The double-blind ATLANTIS study enrolled adults with any subtype of IBS and ongoing symptoms (IBS-SSS score ≥75 points) from 55 general practices in England. All had been unsuccessful with first-line treatments for IBS, such as changes in diet and lifestyle, including adding more soluble fiber to the diet, and antispasmodics, laxatives, or antidiarrheals.

From October 2019 to April 2022, Ford and team randomized 463 patients (mean age 48.5, 68% women) to receive either low-dose oral amitriptyline 10 mg once daily or placebo, with 338 completing 6 months of treatment. The single daily dose of amitriptyline was titrated up to 30 mg, depending on symptoms and tolerability.

Of the patients, 20% discontinued low-dose amitriptyline, 13% due to adverse events, and 26% discontinued placebo, with 9% due to adverse events, before 6 months. Adverse events with amitriptyline included dry mouth, drowsiness, blurred vision, and urination problems. However, less than 5% of these adverse reactions were severe.

Disclosures

The ATLANTIS study was funded by the U.K.’s National Institute for Health and Care Research (NIHR) Health Technology Assessment Program.

Ford and some co-authors reported NIHR grant funding paid to their institutions. Co-authors also reported other relationships with government entities and foundations.

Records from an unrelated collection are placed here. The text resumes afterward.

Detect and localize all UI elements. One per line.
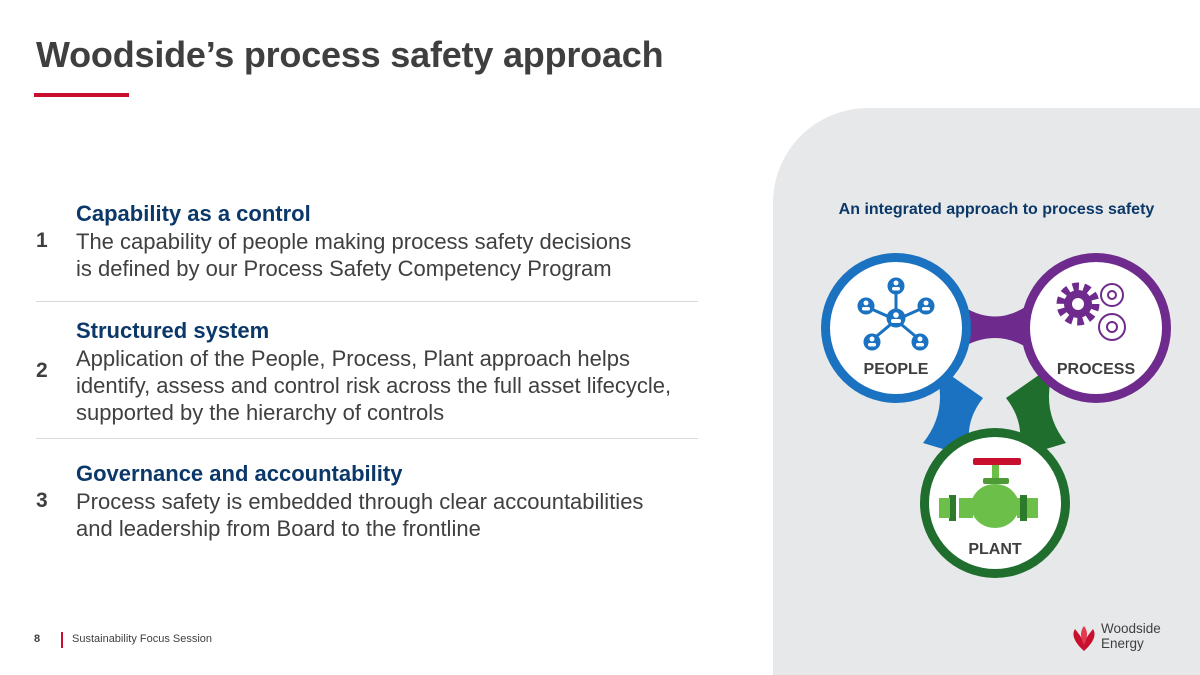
logo-line: Woodside xyxy=(1101,621,1161,636)
item-body-line: The capability of people making process safety decisions xyxy=(76,229,632,254)
item-body-line: is defined by our Process Safety Competency Program xyxy=(76,256,612,281)
title-underline xyxy=(34,93,129,97)
item-body xyxy=(76,345,716,426)
item-body-line: identify, assess and control risk across the full asset lifecycle, xyxy=(76,373,672,398)
page-title: Woodside’s process safety approach xyxy=(36,34,664,75)
plant-node xyxy=(920,428,1070,578)
item-heading: Capability as a control xyxy=(76,201,311,226)
item-body xyxy=(76,488,716,542)
woodside-flower-icon xyxy=(1069,623,1099,653)
item-number: 3 xyxy=(36,489,48,512)
item-body-line: and leadership from Board to the frontline xyxy=(76,516,481,541)
item-body-line: Process safety is embedded through clear accountabilities xyxy=(76,489,644,514)
people-node xyxy=(821,253,971,403)
logo-text xyxy=(1101,621,1161,651)
diagram-panel xyxy=(773,108,1200,675)
item-body-line: supported by the hierarchy of controls xyxy=(76,400,445,425)
woodside-logo xyxy=(1069,621,1169,657)
item-heading: Structured system xyxy=(76,318,270,343)
page-number: 8 xyxy=(34,633,41,645)
item-body xyxy=(76,228,716,282)
footer-text: Sustainability Focus Session xyxy=(72,633,213,645)
process-node xyxy=(1021,253,1171,403)
plant-label: PLANT xyxy=(968,541,1022,558)
footer-divider xyxy=(61,632,63,648)
people-label: PEOPLE xyxy=(863,361,929,378)
item-number: 1 xyxy=(36,229,48,252)
logo-line: Energy xyxy=(1101,636,1144,651)
divider xyxy=(36,438,698,439)
item-body-line: Application of the People, Process, Plant approach helps xyxy=(76,346,631,371)
diagram-title: An integrated approach to process safety xyxy=(838,201,1155,218)
item-heading: Governance and accountability xyxy=(76,461,403,486)
divider xyxy=(36,301,698,302)
process-label: PROCESS xyxy=(1056,361,1136,378)
people-process-plant-diagram xyxy=(773,108,1200,675)
item-number: 2 xyxy=(36,359,48,382)
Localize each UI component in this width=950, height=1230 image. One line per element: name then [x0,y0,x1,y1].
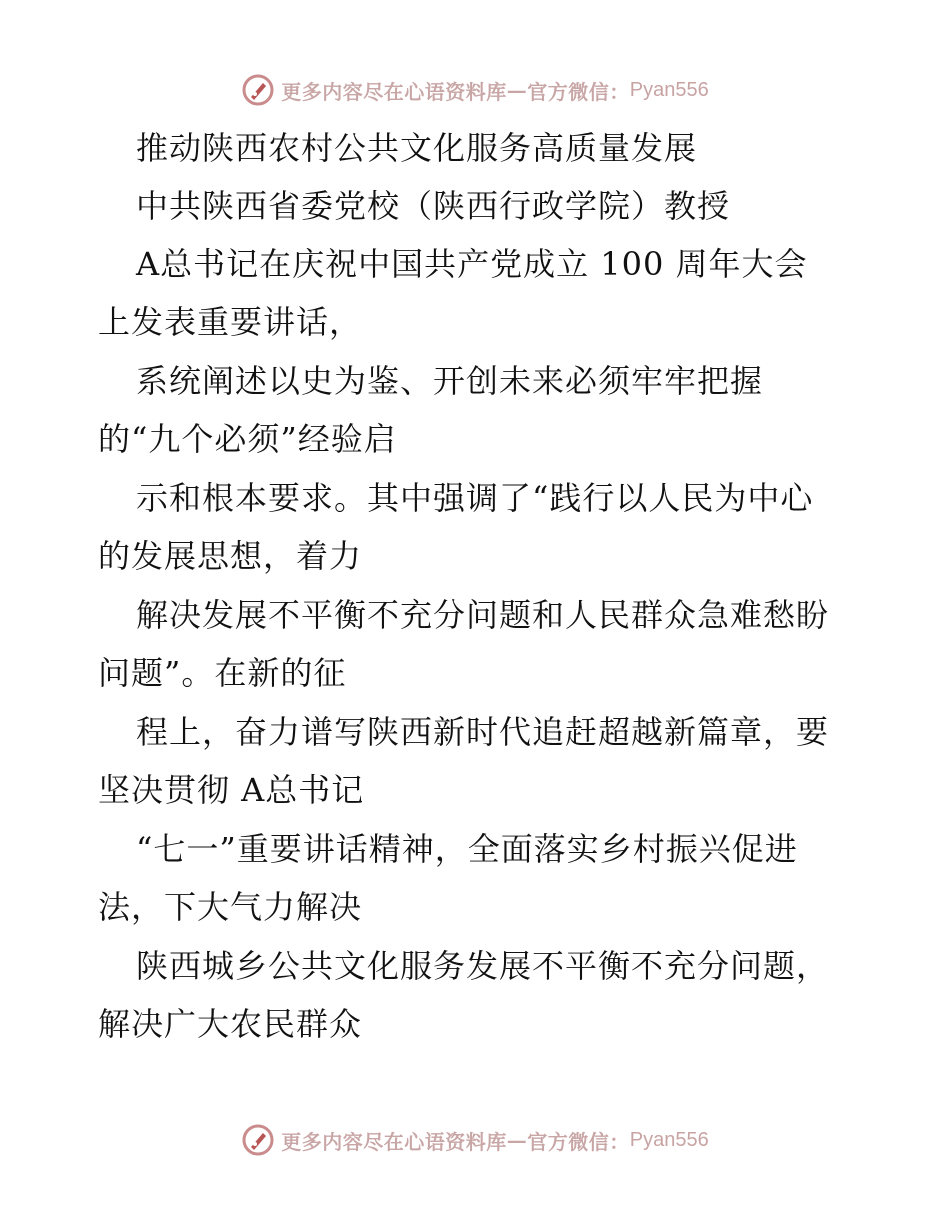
paragraph-line: “七一”重要讲话精神，全面落实乡村振兴促进 [136,830,798,868]
pen-nib-circle-icon [241,1123,275,1157]
banner-title: 更多内容尽在心语资料库 [281,1129,507,1154]
paragraph-line: 坚决贯彻 A总书记 [98,771,365,809]
paragraph-line: 程上，奋力谱写陕西新时代追赶超越新篇章，要 [136,713,830,751]
banner-separator: — [506,1128,528,1152]
banner-title: 更多内容尽在心语资料库 [281,79,507,104]
paragraph-line: 的发展思想，着力 [98,537,363,575]
footer-banner [0,1118,950,1162]
banner-contact-id: Pyan556 [629,78,709,101]
banner-contact-label: 官方微信： [527,79,630,104]
paragraph-line: 解决发展不平衡不充分问题和人民群众急难愁盼 [136,596,830,634]
paragraph-line: 的“九个必须”经验启 [98,420,397,458]
banner-contact-label: 官方微信： [527,1129,630,1154]
banner-separator: — [506,78,528,102]
paragraph-line: 法，下大气力解决 [98,888,363,926]
paragraph-line: 问题”。在新的征 [98,654,347,692]
paragraph-line: 解决广大农民群众 [98,1005,363,1043]
document-author: 中共陕西省委党校（陕西行政学院）教授 [136,187,731,225]
paragraph-line: A总书记在庆祝中国共产党成立 100 周年大会 [136,245,808,283]
paragraph-line: 上发表重要讲话， [98,303,363,341]
paragraph-line: 陕西城乡公共文化服务发展不平衡不充分问题， [136,947,830,985]
banner-contact-id: Pyan556 [629,1128,709,1151]
paragraph-line: 示和根本要求。其中强调了“践行以人民为中心 [136,479,814,517]
document-title: 推动陕西农村公共文化服务高质量发展 [136,129,698,167]
paragraph-line: 系统阐述以史为鉴、开创未来必须牢牢把握 [136,362,764,400]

The editorialists reported unrestricted grants from ZonMw, Dutch Digestive Disease Foundation, Cancer UK, Dutch Cancer Society, and Preventis. Keszthelyi reported grants from ZonMw, Dutch Digestive Disease Foundation, Rome Foundation, Horizon 2020, Horizon Europe, Allergan, and Grunenthal.

Primary Source

The Lancet

Source Reference: Ford AC, et al “Amitriptyline at low-dose and titrated for irritable bowel syndrome as second-line treatment in primary care (ATLANTIS): a randomised, double-blind, placebo-controlled, phase 3 trial” Lancet 2023; DOI: 10.1016/S0140-6736(23)01523-4.

Secondary Source

The Lancet

Source Reference: de Wit N, Keszthelyi D “Low-dose amitriptyline in irritable bowel syndrome: ready for primary care? Lancet 2023; DOI: 10.1016/S0140-6736(23)01725-7.